SAVAŞ GÜNAHLARI (CASUALTIES OF WAR)

Özellikle erkek çocukların en sevdiği oyuncaklardır askerler, silahlar, tanklar, savaş uçakları. Benim de çocukken en çok vakit geçirdiğim oyuncaklardı çoğunluğu yeşil olan plastik askerler. Odama kapanıp saatlerce savaştırırdım vurulduklarında kanları akmayan, kolları, bacakları kopmayan, sakat kalmayan, ölmeyen, anneleri, çocukları, eşleri olmayan bu plastik adamları. İngiliz tasarım ofisi Dorothy, savaşın kirli, iğrenç, berbat yüzünü (Başka yüzü mü var ki diyebilirsiniz) bu plastik “oyuncak”lar ile göstermiş bizlere. “Savaş Günahları” adını verdikleri seride, ellerinde silahları, güçlü kuvvetli bir şekilde savaşırken görmeye alışık olduğumuz yeşil plastik askerleri, tekerlekli sandalyede, dilenirken, intihar ederken ve bir kadına ölüm haberi verirken görmekteyiz. Belki çocukların bu oyuncaklarla oynaması dramatik etkiler yaratabilir ama Dorothy’nin sitesine girip bu figürlerden satın alabilir, etrafınızdaki savaş yanlılarına, savaşı görmezden gelenlere, görüp de kafasını çevirenlere hediye edebilirsiniz.

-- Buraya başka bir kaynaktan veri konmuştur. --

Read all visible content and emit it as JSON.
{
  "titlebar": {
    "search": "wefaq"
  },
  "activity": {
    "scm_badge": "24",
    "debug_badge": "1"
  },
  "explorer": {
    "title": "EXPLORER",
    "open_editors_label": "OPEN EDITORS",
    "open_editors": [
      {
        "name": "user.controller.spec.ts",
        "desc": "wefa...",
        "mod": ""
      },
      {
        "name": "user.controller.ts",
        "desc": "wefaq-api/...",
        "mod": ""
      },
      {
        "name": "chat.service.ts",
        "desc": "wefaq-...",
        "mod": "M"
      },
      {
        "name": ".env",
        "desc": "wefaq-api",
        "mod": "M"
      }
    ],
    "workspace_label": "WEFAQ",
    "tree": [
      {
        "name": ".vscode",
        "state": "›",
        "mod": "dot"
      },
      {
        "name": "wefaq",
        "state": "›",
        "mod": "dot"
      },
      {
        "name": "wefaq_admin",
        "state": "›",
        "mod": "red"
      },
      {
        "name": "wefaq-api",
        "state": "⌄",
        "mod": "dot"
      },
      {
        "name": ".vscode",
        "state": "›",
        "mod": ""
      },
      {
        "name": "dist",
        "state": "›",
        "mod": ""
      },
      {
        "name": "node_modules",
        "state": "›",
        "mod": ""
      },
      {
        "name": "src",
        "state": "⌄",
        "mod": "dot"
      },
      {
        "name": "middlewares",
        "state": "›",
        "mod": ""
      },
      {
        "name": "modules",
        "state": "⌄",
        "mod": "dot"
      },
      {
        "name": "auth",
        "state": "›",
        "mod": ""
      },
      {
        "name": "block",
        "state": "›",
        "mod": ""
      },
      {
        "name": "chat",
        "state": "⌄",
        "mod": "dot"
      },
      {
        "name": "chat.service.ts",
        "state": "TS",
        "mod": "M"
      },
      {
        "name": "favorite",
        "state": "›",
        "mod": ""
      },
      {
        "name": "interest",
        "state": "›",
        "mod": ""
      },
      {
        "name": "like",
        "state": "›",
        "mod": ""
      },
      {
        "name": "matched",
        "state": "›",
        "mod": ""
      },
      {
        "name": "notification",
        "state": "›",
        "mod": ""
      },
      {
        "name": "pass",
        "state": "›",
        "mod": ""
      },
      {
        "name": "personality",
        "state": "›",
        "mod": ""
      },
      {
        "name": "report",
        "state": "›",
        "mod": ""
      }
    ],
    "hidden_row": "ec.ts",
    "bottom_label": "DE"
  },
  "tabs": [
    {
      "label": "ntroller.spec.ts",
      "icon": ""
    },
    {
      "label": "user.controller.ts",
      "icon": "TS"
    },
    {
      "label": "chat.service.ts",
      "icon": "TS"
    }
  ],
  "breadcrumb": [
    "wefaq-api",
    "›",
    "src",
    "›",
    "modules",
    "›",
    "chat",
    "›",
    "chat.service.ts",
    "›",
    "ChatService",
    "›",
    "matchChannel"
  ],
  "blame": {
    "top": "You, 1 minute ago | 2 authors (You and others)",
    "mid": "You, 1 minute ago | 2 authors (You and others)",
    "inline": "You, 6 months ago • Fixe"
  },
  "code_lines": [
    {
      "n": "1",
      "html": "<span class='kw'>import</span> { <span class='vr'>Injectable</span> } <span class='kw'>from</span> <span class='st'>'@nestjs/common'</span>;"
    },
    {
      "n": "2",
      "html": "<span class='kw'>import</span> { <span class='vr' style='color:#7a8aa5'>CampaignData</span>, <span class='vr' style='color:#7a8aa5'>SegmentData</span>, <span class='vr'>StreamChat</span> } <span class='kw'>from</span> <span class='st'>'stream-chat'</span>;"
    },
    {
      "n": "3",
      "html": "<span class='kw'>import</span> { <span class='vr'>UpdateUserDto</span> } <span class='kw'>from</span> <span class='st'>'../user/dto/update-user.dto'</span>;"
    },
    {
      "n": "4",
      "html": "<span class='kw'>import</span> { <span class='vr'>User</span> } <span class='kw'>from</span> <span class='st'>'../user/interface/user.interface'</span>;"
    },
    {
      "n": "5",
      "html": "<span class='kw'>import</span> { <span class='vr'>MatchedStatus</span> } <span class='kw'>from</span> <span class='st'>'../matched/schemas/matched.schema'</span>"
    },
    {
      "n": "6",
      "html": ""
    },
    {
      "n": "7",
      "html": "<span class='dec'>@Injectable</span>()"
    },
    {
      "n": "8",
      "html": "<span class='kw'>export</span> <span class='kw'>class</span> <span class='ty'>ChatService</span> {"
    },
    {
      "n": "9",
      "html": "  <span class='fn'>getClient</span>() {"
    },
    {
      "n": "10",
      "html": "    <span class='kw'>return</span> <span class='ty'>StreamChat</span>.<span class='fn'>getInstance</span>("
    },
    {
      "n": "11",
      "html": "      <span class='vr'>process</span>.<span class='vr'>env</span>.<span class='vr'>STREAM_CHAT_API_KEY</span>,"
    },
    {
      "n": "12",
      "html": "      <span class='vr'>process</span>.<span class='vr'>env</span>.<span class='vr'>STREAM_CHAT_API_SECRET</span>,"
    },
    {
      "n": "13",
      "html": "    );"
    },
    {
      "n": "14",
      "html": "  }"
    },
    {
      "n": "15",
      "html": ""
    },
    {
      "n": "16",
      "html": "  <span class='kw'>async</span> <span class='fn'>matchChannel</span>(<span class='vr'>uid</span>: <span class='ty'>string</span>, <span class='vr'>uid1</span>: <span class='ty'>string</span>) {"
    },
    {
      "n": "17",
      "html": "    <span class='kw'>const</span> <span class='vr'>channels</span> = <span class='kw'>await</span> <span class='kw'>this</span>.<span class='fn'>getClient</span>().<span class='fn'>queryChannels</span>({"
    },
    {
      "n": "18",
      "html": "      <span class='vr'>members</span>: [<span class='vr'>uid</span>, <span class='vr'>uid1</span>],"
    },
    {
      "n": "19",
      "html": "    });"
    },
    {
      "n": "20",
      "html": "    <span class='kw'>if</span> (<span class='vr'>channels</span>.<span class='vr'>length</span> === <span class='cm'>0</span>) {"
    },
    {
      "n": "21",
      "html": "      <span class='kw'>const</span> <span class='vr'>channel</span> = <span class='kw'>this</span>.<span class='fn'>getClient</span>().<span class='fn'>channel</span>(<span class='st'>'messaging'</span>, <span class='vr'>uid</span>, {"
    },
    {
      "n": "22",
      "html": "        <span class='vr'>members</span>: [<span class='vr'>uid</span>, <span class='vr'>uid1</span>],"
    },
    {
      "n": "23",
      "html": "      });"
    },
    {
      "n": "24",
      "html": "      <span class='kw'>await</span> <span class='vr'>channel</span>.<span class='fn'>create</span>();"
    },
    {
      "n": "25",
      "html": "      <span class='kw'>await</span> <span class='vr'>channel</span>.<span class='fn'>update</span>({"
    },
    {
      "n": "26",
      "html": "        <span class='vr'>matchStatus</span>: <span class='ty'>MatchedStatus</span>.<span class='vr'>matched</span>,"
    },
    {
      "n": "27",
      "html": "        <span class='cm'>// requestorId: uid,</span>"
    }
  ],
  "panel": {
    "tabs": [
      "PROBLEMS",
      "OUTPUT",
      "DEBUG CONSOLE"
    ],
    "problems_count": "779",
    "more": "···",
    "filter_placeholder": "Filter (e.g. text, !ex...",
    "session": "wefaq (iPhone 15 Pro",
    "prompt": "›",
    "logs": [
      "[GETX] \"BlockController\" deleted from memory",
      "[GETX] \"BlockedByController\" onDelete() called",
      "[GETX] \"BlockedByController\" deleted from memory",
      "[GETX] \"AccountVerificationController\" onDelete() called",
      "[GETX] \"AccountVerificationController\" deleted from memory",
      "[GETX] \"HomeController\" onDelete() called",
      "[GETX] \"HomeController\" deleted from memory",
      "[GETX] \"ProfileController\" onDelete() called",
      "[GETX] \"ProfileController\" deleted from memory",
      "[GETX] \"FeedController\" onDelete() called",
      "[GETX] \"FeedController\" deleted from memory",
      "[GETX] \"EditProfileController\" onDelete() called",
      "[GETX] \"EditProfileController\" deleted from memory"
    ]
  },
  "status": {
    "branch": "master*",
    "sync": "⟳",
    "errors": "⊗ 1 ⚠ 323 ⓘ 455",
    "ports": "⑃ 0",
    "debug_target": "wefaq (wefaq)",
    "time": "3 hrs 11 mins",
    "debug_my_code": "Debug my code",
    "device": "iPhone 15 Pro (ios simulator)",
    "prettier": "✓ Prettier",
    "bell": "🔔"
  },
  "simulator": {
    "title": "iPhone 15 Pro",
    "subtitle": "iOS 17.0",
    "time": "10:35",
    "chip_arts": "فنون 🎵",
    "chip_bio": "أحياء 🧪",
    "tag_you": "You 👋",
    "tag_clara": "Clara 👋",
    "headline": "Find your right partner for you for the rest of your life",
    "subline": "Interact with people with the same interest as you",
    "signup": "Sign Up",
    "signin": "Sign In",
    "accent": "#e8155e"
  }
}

*Aynı isimde De Palma’nın da bir filmi mevcut. Sean Penn ve Michael J. Fox oynuyor. Filmde Vietnam Savaşı’nda yaşanmış gerçek hikayeler anlatılıyor.

GOL ATIN, SİLAH DEĞİL (SHOOT GOALS, NOT GUNS)

Birleşmiş Milletler Genel Kurulu’nun 2001’de aldığı karar ile, 21 Eylül, Dünya Barış Günü ilan edilmiş. Bu sebeple, her 21 Eylül’de, Birleşmiş Milletler Merkezi’ndeki, dünyanın tüm kıtalarından çocukların bağışladığı bozuk paralarla üretilmiş olan barış çanı çalıyor ve dünyanın pek çok kentinde çeşitli etkinlikler düzenleniyor imiş. Ünlü reklam ajansı Ogilvy & Mather’in Şangay ofisi de, 2014 senesindeki Barış Günü etkinlikleri için, müşterileri “Peace One Day” için, “Gol atın, silah değil” (Shoot Goals, Not Guns) sloganıyla bir langırt tasarlamış. Langırttaki futbolcular, Birleşmiş Milletler’in daimi üyelerinin ve diğer büyük devletlerin liderlerinin figürlerinden oluşuyor. Obama, Putin ve Merkel’le fırfır yaparken Dünya’ya ve liderlere barış mesajı vermek çok iyi fikir.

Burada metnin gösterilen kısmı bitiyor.